I was recently visiting family in the States, and went into a Whole Foods hoping to find a few interesting bottles (but also aware of the potential Gulp Hablo phenomenon).
I grabbed a wine called “Blanc Space” that ticked the boxes of natural wine in appearance: a clear bottle through which I could see a hazy, dark-yellow liquid, and a label bearing nothing except the cuvée name, no information about grapes or location. It was a $16 gamble to see whether it was another Gulp Hablo—in that case, made from biodynamic grapes but very heavily sulfited—or something more interesting.
What shocked me when I opened the bottle was that the wine was heavily marked by V.A.—as in, volatile acidity. Vinegary notes smacked me in the face as I sipped from a glass, and I tried to imagine how any Whole Foods buyer, tasting this wine, thought, “Sure, let’s sell that in an expensive luxury health-based food store.”

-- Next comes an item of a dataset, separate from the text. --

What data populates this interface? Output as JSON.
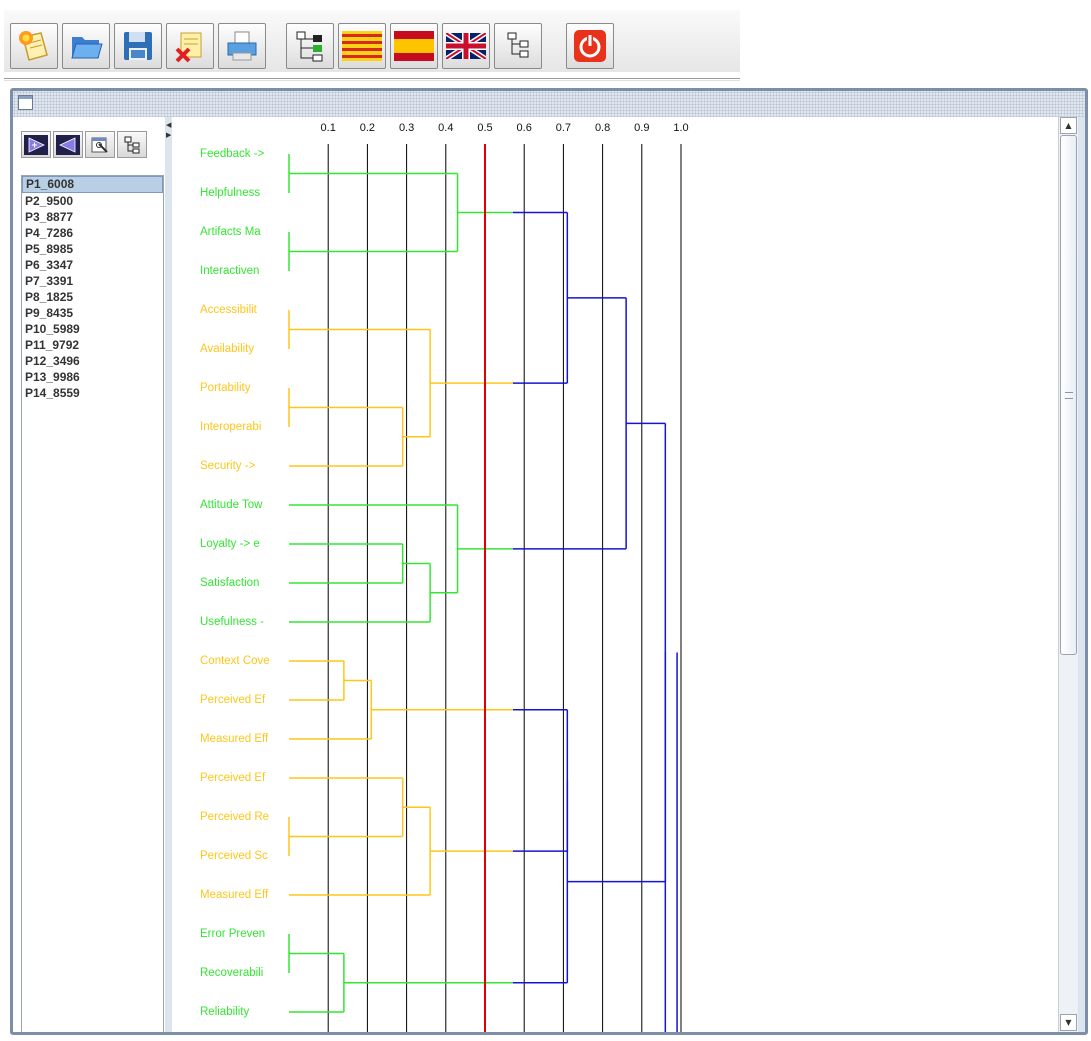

Does that buyer simply think that’s how natural wine should taste?
Let’s back up and unpack what V.A. is, why it’s often perceptible in naturally-made wines (indigenous yeasts, no filtering/fining, zero or little added sulfites), and what it means to us as wine drinkers.
Volatile Acidity defined + its causes
Fermenting grapes, left untended or with too much intensity, will develop vinegary qualities. This can be converted into volatile acidity, a common component in wine but one which, if left unchecked, can make it undrinkable.